Scheff bertanya-tanya, mengapa kita (dia mengacu kepada Amerika, tapi saya pikir ini berlaku di seluruh dunia) jadi begini? Budaya memaki, menghakimi, dan menjatuhkan di internet seakan menjadi sesuatu yang normal?
How have we become this “Shame Nation”?
Kalau jaman pra-internet, yang seperti ini mungkin jangkauannya hanya sekitar gosip tetangga, dan kalaupun lebih luas, paling selevel koran, radio dan televisi (lokal). Di jaman internet, data menyebar dengan cepat, jangkauannya global, dan tercatat secara permanen. Online shaming daya hancurnya lebih dahsyat.
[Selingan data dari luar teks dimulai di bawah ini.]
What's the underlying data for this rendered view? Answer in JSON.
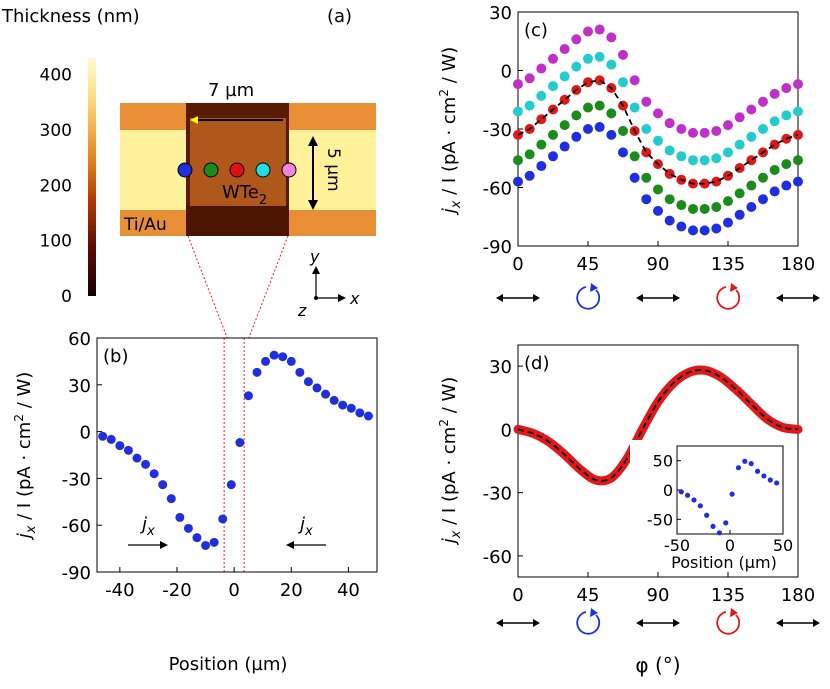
{
  "panel_a": {
    "label": "(a)",
    "colorbar_title": "Thickness (nm)",
    "colorbar_range": [
      0,
      430
    ],
    "colorbar_ticks": [
      "0",
      "100",
      "200",
      "300",
      "400"
    ],
    "width_label": "7 µm",
    "height_label": "5 µm",
    "material_label": "WTe",
    "material_sub": "2",
    "contact_label": "Ti/Au",
    "axis_y": "y",
    "axis_z": "z",
    "axis_x": "x",
    "dot_colors": [
      "#1f2fe0",
      "#1a8c1a",
      "#e01010",
      "#22dede",
      "#ee88dd"
    ],
    "colors": {
      "contact": "#fff9a6",
      "contact_mid": "#f2a848",
      "wte2": "#c86a22",
      "substrate": "#fffac0"
    }
  },
  "chart_data": [
    {
      "id": "b",
      "label": "(b)",
      "type": "scatter",
      "xlabel": "Position (µm)",
      "ylabel_main": "j",
      "ylabel_sub": "x",
      "ylabel_rest": " / I (pA · cm",
      "ylabel_sup": "2",
      "ylabel_end": " / W)",
      "xlim": [
        -48,
        50
      ],
      "ylim": [
        -90,
        60
      ],
      "xticks": [
        "-40",
        "-20",
        "0",
        "20",
        "40"
      ],
      "yticks": [
        "-90",
        "-60",
        "-30",
        "0",
        "30",
        "60"
      ],
      "annotation_left": "j",
      "annotation_left_sub": "x",
      "annotation_right": "j",
      "annotation_right_sub": "x",
      "color": "#1f2fe0",
      "x": [
        -46,
        -43,
        -40,
        -37,
        -34,
        -31,
        -28,
        -25,
        -22,
        -19,
        -16,
        -13,
        -10,
        -7,
        -4,
        -1,
        2,
        5,
        8,
        11,
        14,
        17,
        20,
        23,
        26,
        29,
        32,
        35,
        38,
        41,
        44,
        47
      ],
      "y": [
        -3,
        -5,
        -9,
        -12,
        -17,
        -21,
        -27,
        -34,
        -43,
        -55,
        -62,
        -68,
        -73,
        -71,
        -56,
        -34,
        -7,
        23,
        38,
        45,
        49,
        48,
        45,
        38,
        32,
        28,
        24,
        20,
        17,
        15,
        12,
        10
      ]
    },
    {
      "id": "c",
      "label": "(c)",
      "type": "scatter",
      "xlabel": "",
      "xlim": [
        0,
        180
      ],
      "ylim": [
        -90,
        30
      ],
      "xticks": [
        "0",
        "45",
        "90",
        "135",
        "180"
      ],
      "yticks": [
        "-90",
        "-60",
        "-30",
        "0",
        "30"
      ],
      "ylabel_main": "j",
      "ylabel_sub": "x",
      "ylabel_rest": " / I (pA · cm",
      "ylabel_sup": "2",
      "ylabel_end": " / W)",
      "x": [
        0,
        7.5,
        15,
        22.5,
        30,
        37.5,
        45,
        52.5,
        60,
        67.5,
        75,
        82.5,
        90,
        97.5,
        105,
        112.5,
        120,
        127.5,
        135,
        142.5,
        150,
        157.5,
        165,
        172.5,
        180
      ],
      "series": [
        {
          "color": "#c030c8",
          "values": [
            -7,
            -4,
            1,
            6,
            11,
            16,
            20,
            21,
            17,
            8,
            -5,
            -16,
            -22,
            -27,
            -30,
            -32,
            -32,
            -31,
            -28,
            -24,
            -20,
            -16,
            -12,
            -9,
            -7
          ]
        },
        {
          "color": "#22cccc",
          "values": [
            -21,
            -18,
            -13,
            -8,
            -3,
            2,
            6,
            7,
            3,
            -6,
            -19,
            -30,
            -36,
            -41,
            -44,
            -46,
            -46,
            -45,
            -42,
            -38,
            -34,
            -30,
            -26,
            -23,
            -21
          ]
        },
        {
          "color": "#e01818",
          "values": [
            -33,
            -30,
            -25,
            -20,
            -15,
            -10,
            -6,
            -5,
            -9,
            -18,
            -31,
            -42,
            -48,
            -53,
            -56,
            -58,
            -58,
            -57,
            -54,
            -50,
            -46,
            -42,
            -38,
            -35,
            -33
          ]
        },
        {
          "color": "#1a8c1a",
          "values": [
            -46,
            -43,
            -38,
            -33,
            -28,
            -23,
            -19,
            -18,
            -22,
            -31,
            -44,
            -55,
            -61,
            -66,
            -69,
            -71,
            -71,
            -70,
            -67,
            -63,
            -59,
            -55,
            -51,
            -48,
            -46
          ]
        },
        {
          "color": "#1f2fe0",
          "values": [
            -57,
            -54,
            -49,
            -44,
            -39,
            -34,
            -30,
            -29,
            -33,
            -42,
            -55,
            -66,
            -72,
            -77,
            -80,
            -82,
            -82,
            -81,
            -78,
            -74,
            -70,
            -66,
            -62,
            -59,
            -57
          ]
        }
      ],
      "fit_series": 2,
      "fit_color": "#000000",
      "polarization_icons": [
        "linear",
        "circular-left",
        "linear",
        "circular-right",
        "linear"
      ]
    },
    {
      "id": "d",
      "label": "(d)",
      "type": "line",
      "xlabel": "φ (°)",
      "xlim": [
        0,
        180
      ],
      "ylim": [
        -70,
        40
      ],
      "xticks": [
        "0",
        "45",
        "90",
        "135",
        "180"
      ],
      "yticks": [
        "-60",
        "-30",
        "0",
        "30"
      ],
      "ylabel_main": "j",
      "ylabel_sub": "x",
      "ylabel_rest": " / I (pA · cm",
      "ylabel_sup": "2",
      "ylabel_end": " / W)",
      "color": "#e01818",
      "fit_color": "#000000",
      "x": [
        0,
        10,
        20,
        30,
        40,
        50,
        60,
        70,
        80,
        90,
        100,
        110,
        120,
        130,
        140,
        150,
        160,
        170,
        180
      ],
      "y": [
        0,
        -2,
        -6,
        -12,
        -19,
        -24,
        -23,
        -14,
        0,
        13,
        22,
        27,
        28,
        25,
        19,
        12,
        5,
        1,
        0
      ],
      "polarization_icons": [
        "linear",
        "circular-left",
        "linear",
        "circular-right",
        "linear"
      ],
      "inset": {
        "type": "scatter",
        "xlabel": "Position (µm)",
        "xlim": [
          -50,
          50
        ],
        "ylim": [
          -75,
          75
        ],
        "xticks": [
          "-50",
          "0",
          "50"
        ],
        "yticks": [
          "-50",
          "0",
          "50"
        ],
        "color": "#1f2fe0",
        "x": [
          -46,
          -40,
          -34,
          -28,
          -22,
          -16,
          -10,
          -4,
          2,
          8,
          14,
          20,
          26,
          32,
          38,
          44
        ],
        "y": [
          -3,
          -9,
          -17,
          -27,
          -43,
          -62,
          -73,
          -56,
          -7,
          38,
          49,
          45,
          32,
          24,
          17,
          12
        ]
      }
    }
  ]
}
Di internet orang bisa jadi kejam karena
– anonim
– berjarak atau tidak kenal dengan si korban
– mob mentality (berani karena banyakan)
– tidak ada penjaga (tidak ada moderator)
– tidak ada konsekuensi/hukuman
padahal orang-orang ini aslinya ‘orang baik kok’. Konon ini istilahnya ‘online disinhibition effect’, perilaku online bisa sangat berbeda dengan offline.
Buku ini dibagi 3 bagian:
I. The Rise of Shame Nation
Bagian ini bercerita tentang kasus-kasus online shaming, bullying, dan harassment, yang bisa menghancurkan kehidupan korban. Padahal kadang akibat netizen tidak tahu cerita keseluruhan dari sepotong berita online tersebut.
Banyak macam kasus yang diceritakan di sini, misalnya ttg sekumpulan ibu-ibu yang bikin grup buat ngomentarin ‘ugly babies’, lalu ketika diingatkan malah bilang kira-kira “Suka suka kita dong, this is a free country!”
Atau seseorang yang membroadcast pertengkaran pasangan di pesawat lewat twitter. Ybs pun tidak merasa bersalah melakukannya. “Salah sendiri bertengkar di publik, yang usil kayak saya bakal melakukannya.”
Kalau lihat medsos sekarang, memang sepertinya netizen merasa hal seperti itu ‘normal’ ya. Tanpa sadar kita semua melakukannya. Menurut penelitian psikolog Stanford & Cornell tahun 2017, “under the right circumstances, anyone can become a troll”.
Menurut Scheff salah satu penyebab perilaku seperti ini karena kita tidak mengajari anak-anak berempati sedari kecil.
II. Preventing and Surviving an Onslaught
Bagian ini membahas tentang internet safety, bagaimana menjaga privasi online, menghadapi cyberbullying, dan bagaimana sebaiknya kita berlaku online.
III. Beyond the Shaming
Di sini Scheff mendaftar gerakan dan organisasi yang bekerja melawan cyberbullying.
***
Buku ini sebenarnya buku ringan dalam artian bahasannya tidak mendalam. Sebetulnya bahasannya common sense, dalam hati terdalam kita juga tahu kalau berlaku seperti ini nggak bagus.
Jadi lebih mirip artikel panjang (dan jadi panjangnya karena banyak contoh kasus dan ilustrasi screenshot, bukan karena pembahasan akademik). Tapi yang membuatnya berat (dan penting) adalah topiknya.
Silakan baca buku ini sebagai bahan edukasi melawan online shaming dan bullying. Intinya sih “Choose kindness, be positive.”